Я – советский человек. И этим все сказано. То, что в моем деле значится позорная статья 58–10, на самом деле ничего не значит. Я хочу рассказать правду о себе. Не оправдаться, а рассказать правду – это разные вещи. Оправдывается тот, кто виноват, а я не считаю себя виновным. Ни в чем. Ошибки я совершал, все совершают ошибки, но против Советской власти не выступал и государственных денег не присваивал. Злоупотребление служебным положением такой же навет, как и антисоветская пропаганда. Спортивные залы я строил на средства, предназначенные на боевую подготовку, вот как. А разве занятия физкультурой не часть боевой подготовки?

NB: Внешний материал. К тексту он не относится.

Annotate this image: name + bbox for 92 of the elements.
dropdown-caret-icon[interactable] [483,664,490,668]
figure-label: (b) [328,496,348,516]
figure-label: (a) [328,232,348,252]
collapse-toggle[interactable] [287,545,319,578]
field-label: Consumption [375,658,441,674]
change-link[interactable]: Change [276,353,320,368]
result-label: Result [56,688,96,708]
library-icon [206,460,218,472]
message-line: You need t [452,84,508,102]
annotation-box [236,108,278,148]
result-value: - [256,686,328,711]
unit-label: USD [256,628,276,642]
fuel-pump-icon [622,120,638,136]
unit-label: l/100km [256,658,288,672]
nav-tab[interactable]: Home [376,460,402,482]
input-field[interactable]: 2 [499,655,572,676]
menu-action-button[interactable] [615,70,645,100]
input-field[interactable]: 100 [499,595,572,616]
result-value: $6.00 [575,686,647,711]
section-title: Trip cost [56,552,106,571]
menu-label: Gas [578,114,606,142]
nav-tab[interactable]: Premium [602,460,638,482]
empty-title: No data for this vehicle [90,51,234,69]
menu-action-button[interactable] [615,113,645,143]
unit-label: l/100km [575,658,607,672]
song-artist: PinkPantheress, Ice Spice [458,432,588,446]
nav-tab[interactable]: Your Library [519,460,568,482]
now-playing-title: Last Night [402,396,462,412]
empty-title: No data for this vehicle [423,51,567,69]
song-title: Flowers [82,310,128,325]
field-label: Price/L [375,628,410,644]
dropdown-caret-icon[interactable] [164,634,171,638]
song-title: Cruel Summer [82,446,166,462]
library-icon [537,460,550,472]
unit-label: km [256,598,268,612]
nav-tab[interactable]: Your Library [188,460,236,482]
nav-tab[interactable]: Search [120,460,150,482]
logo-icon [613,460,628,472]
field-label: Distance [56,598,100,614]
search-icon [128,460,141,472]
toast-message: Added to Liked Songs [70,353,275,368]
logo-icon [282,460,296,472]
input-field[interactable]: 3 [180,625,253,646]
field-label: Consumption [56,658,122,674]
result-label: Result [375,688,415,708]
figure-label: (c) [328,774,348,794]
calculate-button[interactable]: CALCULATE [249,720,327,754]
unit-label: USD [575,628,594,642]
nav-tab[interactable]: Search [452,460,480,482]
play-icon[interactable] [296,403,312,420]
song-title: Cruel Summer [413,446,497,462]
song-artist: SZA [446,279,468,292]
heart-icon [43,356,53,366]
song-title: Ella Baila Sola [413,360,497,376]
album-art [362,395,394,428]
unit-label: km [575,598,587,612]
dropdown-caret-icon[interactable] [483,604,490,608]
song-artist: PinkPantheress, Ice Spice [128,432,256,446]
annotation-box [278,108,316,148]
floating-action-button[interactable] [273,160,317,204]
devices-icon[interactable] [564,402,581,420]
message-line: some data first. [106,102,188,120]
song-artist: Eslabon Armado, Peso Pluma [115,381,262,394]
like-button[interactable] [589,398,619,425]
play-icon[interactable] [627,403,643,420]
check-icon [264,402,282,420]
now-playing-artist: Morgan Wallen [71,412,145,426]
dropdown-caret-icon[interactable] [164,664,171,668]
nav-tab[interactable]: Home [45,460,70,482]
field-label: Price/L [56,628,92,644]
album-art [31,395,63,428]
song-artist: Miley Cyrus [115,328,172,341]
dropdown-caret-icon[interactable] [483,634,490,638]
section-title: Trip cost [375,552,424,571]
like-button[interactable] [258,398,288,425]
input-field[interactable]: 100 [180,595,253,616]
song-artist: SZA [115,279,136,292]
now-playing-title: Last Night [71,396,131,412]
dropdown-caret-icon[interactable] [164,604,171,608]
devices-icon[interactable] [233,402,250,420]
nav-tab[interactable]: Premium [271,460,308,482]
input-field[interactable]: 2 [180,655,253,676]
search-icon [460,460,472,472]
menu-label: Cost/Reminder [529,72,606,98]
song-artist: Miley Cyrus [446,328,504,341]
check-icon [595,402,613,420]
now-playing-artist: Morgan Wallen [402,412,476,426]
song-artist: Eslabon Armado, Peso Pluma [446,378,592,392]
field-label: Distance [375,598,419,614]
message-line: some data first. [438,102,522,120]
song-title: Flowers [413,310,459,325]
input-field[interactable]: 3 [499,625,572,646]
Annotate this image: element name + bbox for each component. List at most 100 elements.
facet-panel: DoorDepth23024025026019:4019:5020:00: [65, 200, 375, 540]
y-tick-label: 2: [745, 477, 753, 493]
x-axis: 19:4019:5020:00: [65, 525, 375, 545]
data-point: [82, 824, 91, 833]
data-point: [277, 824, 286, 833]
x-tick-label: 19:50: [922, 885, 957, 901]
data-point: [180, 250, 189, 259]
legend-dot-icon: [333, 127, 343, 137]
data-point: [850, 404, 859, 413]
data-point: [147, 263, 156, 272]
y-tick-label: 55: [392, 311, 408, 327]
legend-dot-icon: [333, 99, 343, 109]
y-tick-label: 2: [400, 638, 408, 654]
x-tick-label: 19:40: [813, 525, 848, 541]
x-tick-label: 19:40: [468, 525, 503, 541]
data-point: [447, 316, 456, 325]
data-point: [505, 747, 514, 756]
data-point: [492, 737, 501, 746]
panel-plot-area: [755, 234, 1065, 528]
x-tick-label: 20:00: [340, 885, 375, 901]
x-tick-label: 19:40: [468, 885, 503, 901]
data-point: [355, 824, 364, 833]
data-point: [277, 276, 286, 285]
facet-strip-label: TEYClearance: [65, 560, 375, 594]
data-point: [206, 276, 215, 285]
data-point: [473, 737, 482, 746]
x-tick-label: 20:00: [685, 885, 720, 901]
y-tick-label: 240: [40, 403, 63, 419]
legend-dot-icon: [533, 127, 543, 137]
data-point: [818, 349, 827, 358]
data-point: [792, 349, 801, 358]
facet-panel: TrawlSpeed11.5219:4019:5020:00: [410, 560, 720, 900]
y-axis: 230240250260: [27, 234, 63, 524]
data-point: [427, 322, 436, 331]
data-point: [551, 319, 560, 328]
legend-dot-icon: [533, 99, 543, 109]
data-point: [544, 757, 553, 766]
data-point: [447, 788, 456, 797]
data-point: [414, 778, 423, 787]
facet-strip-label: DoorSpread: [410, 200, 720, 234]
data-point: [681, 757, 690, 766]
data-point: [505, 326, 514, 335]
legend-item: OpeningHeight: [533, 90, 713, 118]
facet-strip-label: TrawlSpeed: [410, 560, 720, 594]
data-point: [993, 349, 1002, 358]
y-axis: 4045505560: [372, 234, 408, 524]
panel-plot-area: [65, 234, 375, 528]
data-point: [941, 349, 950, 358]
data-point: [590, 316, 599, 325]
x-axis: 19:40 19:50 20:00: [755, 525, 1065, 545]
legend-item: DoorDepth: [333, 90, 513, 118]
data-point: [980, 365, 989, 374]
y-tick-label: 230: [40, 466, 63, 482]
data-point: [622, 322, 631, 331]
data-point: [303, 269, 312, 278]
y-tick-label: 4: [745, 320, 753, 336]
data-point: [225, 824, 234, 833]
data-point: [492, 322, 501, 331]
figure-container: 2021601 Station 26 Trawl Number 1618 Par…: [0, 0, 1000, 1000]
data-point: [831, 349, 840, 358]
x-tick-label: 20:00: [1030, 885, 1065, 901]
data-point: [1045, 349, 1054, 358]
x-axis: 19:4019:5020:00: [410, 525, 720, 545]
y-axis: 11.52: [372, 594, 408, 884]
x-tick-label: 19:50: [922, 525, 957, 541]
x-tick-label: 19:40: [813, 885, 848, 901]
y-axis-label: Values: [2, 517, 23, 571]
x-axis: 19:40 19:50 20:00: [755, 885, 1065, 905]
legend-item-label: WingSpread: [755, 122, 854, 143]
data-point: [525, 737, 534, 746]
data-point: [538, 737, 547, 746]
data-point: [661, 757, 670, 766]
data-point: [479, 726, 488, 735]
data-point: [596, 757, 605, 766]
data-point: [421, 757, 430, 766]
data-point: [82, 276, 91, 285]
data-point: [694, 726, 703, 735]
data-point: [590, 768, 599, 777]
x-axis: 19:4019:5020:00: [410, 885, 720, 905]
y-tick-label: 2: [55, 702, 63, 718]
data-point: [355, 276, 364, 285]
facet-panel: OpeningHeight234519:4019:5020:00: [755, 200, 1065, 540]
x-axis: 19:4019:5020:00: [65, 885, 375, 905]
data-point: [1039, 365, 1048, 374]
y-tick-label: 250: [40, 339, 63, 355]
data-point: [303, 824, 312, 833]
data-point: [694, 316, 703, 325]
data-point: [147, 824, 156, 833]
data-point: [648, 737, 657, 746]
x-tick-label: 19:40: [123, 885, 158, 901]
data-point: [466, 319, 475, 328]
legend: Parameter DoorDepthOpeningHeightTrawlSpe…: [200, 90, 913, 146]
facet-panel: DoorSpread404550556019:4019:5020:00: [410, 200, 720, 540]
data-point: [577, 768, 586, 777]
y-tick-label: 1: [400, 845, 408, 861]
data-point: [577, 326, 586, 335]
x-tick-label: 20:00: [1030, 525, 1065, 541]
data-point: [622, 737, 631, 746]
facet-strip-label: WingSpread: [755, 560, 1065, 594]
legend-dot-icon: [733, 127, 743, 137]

Семи лет, проведенных в заключении, я касаться не стану, потому что в них нет ничего необычного. Сидел, как все. Работал. Ждал освобождения. До какого-то момента надеялся на то, что справедливость восторжествует, потом перестал надеяться. На здоровье моем эти семь лет тоже сказались. Не могли не сказаться. Тюрьма не санаторий.
Сейчас мне дали путевку в Кисловодск на целых три месяца и 30 тысяч рублей в придачу! Неслыханная щедрость, но разве можно поправить за три месяца то, что потерял за семь лет? Я не верю в то, что отношение ко мне изменилось. Оно осталось таким же, как прежде. И лучшим свидетельством является моя нынешняя квартира. Три пустые комнаты, только в одной стоит кровать, стол и тумбочка. Не могу понять, что это. Издевательство или какая-то неведомая мне игра? Чего от меня хотят? К чему меня подталкивают? Не знаю. Знаю одно – долго это не продлится. Чувствую. Интуиция подсказывает. У летчиков интуиция хорошо развита, а семь лет за решеткой развивают ее еще лучше.
Рассказывать о себе начну с 42-го года, потому что до этого вся моя биография умещается в две строчки. Родился, окончил школу, поступил в авиационную школу, окончил, началась служба. Ничего особенного, все как у других. Скажу только, что летать мне нравилось. В небе я себя чувствую как рыба в воде. Отца мой выбор немного удивил. Почему именно авиация? Нет ли здесь мальчишества, следования моде? Авиация – самый новый, самый «модный» род войск. Романтика тоже присутствует, не без этого. Отец спросил, понимаю ли я, сколько труда вложено в каждый самолет. Понимаю ли я, что придется отвечать не только за себя, но и за доверенную мне машину? Я ответил, что все понимаю, на том разговор и закончился. Ворошилов шутил, что если летчика из меня не выйдет, то уж в кавалеристы как-нибудь сгожусь. Но я знал, что выйдет из меня летчик. Еще не летал ни разу, а уже знал. Такое было у меня сильное призвание.